Indeed, out of 234 patients who were transferred from one of 40 “spoke” hospitals to Massachusetts General Hospital, only 27 percent underwent endovascular thrombectomy (ET). Researchers found the odds of thrombectomy were 44 percent for a transfer time of 60 minutes, with odds dropping by 1 percent for each additional minute.
Notably, since this study period ended in October 2015, the American Heart Association/American Stroke Association published updated guidelines extending the window for thrombectomies from six hours to 24.
“In our data nocturnal transfers were associated with a substantial delay relative to daytime transfers, highlighting the recognized impact of care discrepancies during night hours and the potential impact on outcome,” Robert W. Regenhardt, MD, PhD, and colleagues reported in Stroke. “Rapid care delivery for LVO (large vessel occlusion) patients is a healthcare priority given the impact of time on ET outcomes. Because the majority of patients first present to local hospitals and require transfer to ET-capable facilities, it is crucial to evaluate and refine the process of transfer.”

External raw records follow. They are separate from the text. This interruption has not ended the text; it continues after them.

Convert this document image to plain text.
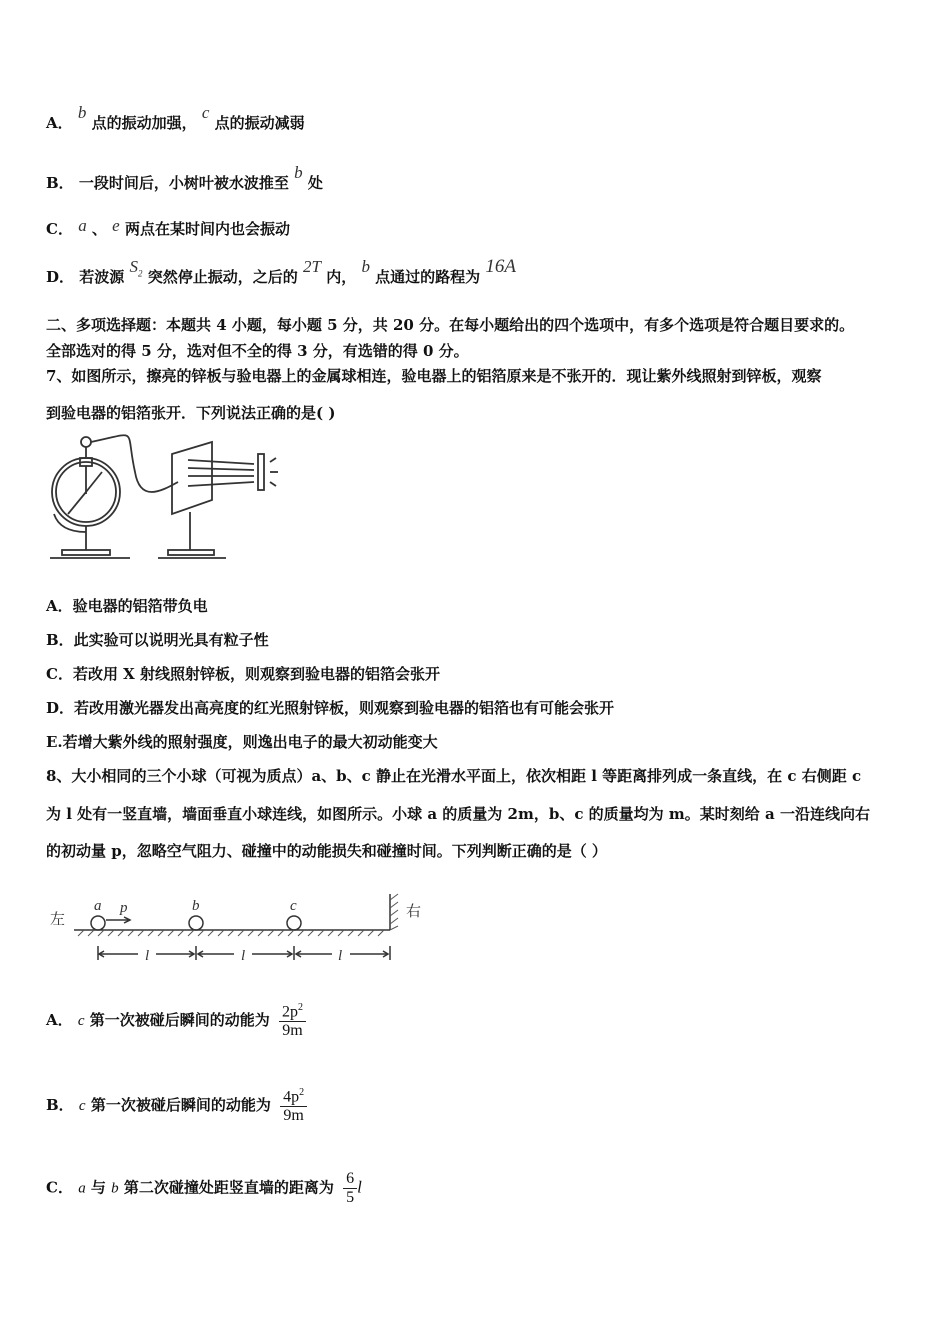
A． b 点的振动加强， c 点的振动减弱
B． 一段时间后，小树叶被水波推至 b 处
C． a 、 e 两点在某时间内也会振动
D． 若波源 $S_2$ 突然停止振动，之后的 2T 内， b 点通过的路程为 16A
二、多项选择题：本题共 4 小题，每小题 5 分，共 20 分。在每小题给出的四个选项中，有多个选项是符合题目要求的。
全部选对的得 5 分，选对但不全的得 3 分，有选错的得 0 分。
7、如图所示，擦亮的锌板与验电器上的金属球相连，验电器上的铝箔原来是不张开的．现让紫外线照射到锌板，观察
到验电器的铝箔张开．下列说法正确的是( )
A．验电器的铝箔带负电
B．此实验可以说明光具有粒子性
C．若改用 X 射线照射锌板，则观察到验电器的铝箔会张开
D．若改用激光器发出高亮度的红光照射锌板，则观察到验电器的铝箔也有可能会张开
E.若增大紫外线的照射强度，则逸出电子的最大初动能变大
8、大小相同的三个小球（可视为质点）a、b、c 静止在光滑水平面上，依次相距 l 等距离排列成一条直线，在 c 右侧距 c
为 l 处有一竖直墙，墙面垂直小球连线，如图所示。小球 a 的质量为 2m，b、c 的质量均为 m。某时刻给 a 一沿连线向右
的初动量 p，忽略空气阻力、碰撞中的动能损失和碰撞时间。下列判断正确的是（ ）
左	右
a p	b	c
l	l	l
A． c 第一次被碰后瞬间的动能为 $\frac{2p^2}{9m}$
B． c 第一次被碰后瞬间的动能为 $\frac{4p^2}{9m}$
C． a 与 b 第二次碰撞处距竖直墙的距离为 $\frac{6}{5}$ l
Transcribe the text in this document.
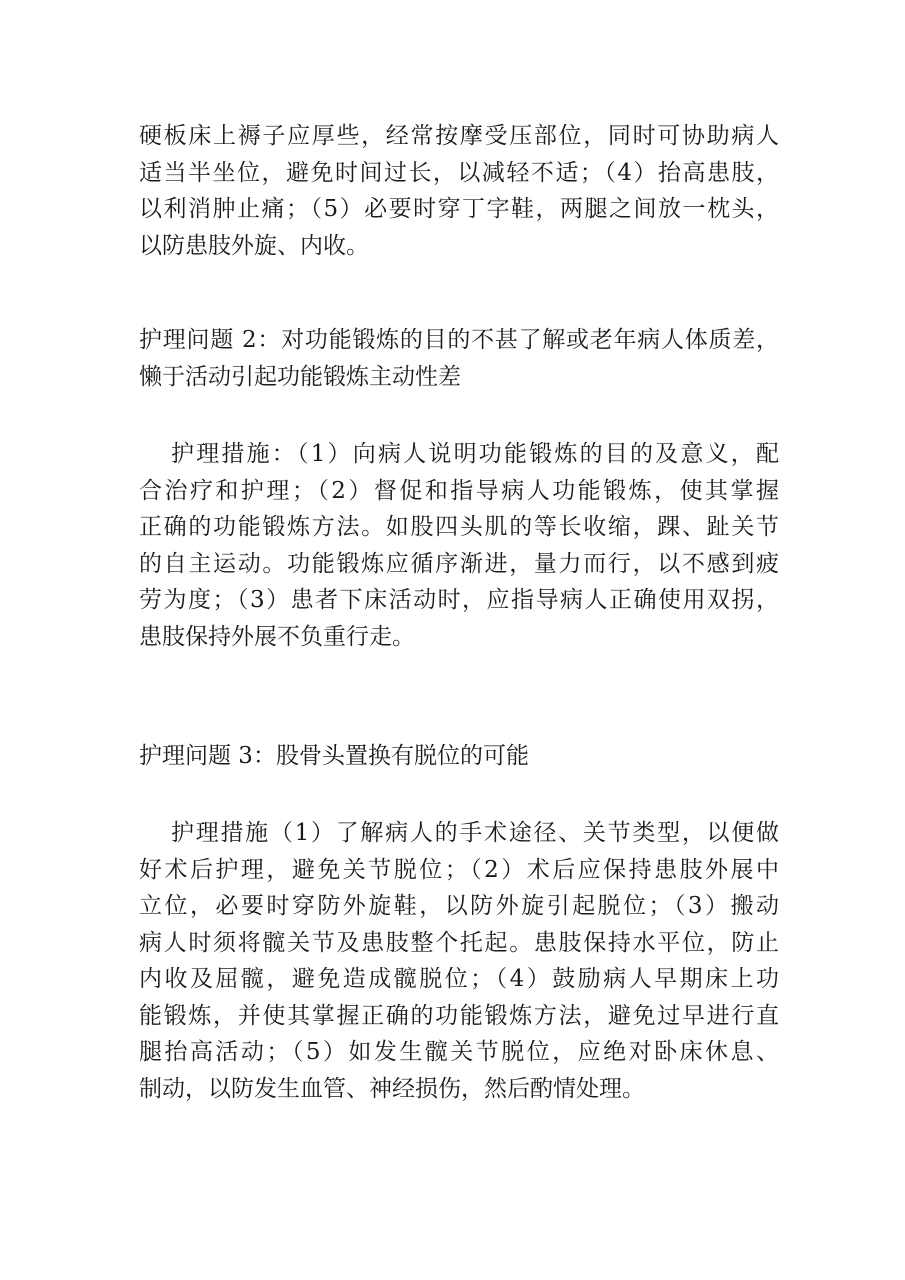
硬板床上褥子应厚些，经常按摩受压部位，同时可协助病人
适当半坐位，避免时间过长，以减轻不适；（4）抬高患肢，
以利消肿止痛；（5）必要时穿丁字鞋，两腿之间放一枕头，
以防患肢外旋、内收。
护理问题 2：对功能锻炼的目的不甚了解或老年病人体质差，
懒于活动引起功能锻炼主动性差
护理措施：（1）向病人说明功能锻炼的目的及意义，配
合治疗和护理；（2）督促和指导病人功能锻炼，使其掌握
正确的功能锻炼方法。如股四头肌的等长收缩，踝、趾关节
的自主运动。功能锻炼应循序渐进，量力而行，以不感到疲
劳为度；（3）患者下床活动时，应指导病人正确使用双拐，
患肢保持外展不负重行走。
护理问题 3：股骨头置换有脱位的可能
护理措施（1）了解病人的手术途径、关节类型，以便做
好术后护理，避免关节脱位；（2）术后应保持患肢外展中
立位，必要时穿防外旋鞋，以防外旋引起脱位；（3）搬动
病人时须将髋关节及患肢整个托起。患肢保持水平位，防止
内收及屈髋，避免造成髋脱位；（4）鼓励病人早期床上功
能锻炼，并使其掌握正确的功能锻炼方法，避免过早进行直
腿抬高活动；（5）如发生髋关节脱位，应绝对卧床休息、
制动，以防发生血管、神经损伤，然后酌情处理。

A total of 51 percent of patients were transferred by ambulance while the rest were transported via helicopter. The median transfer time was 132 minutes, a half hour longer than the median ideal transfer time.
Regenhardt et al. noted the expanded use of helicopters for transfers longer than 10 miles, while more expensive upfront, could lead to faster transport and improved outcomes, which would boost their cost-effectiveness. They also believe applying metrics and protocols to night transfers “will likely have a positive impact on transfer times and subsequently patient outcomes.”
The researchers found administration of tissue-type plasminogen activator (tPA) at spoke hospitals occurred in 67 percent of patients and wasn’t associated with transfer delays. They said the somewhat low rate of ET use may be attributed to tPA clearing up occlusions before thrombectomy was necessary.
Regendhardt and colleagues defined nocturnal transfers as all those initiated after 6 p.m. and before 6 a.m. They noted their analysis was limited by its single-center, retrospective design, and acknowledged ET rates may have increased nationally since their study period ended in October 2015.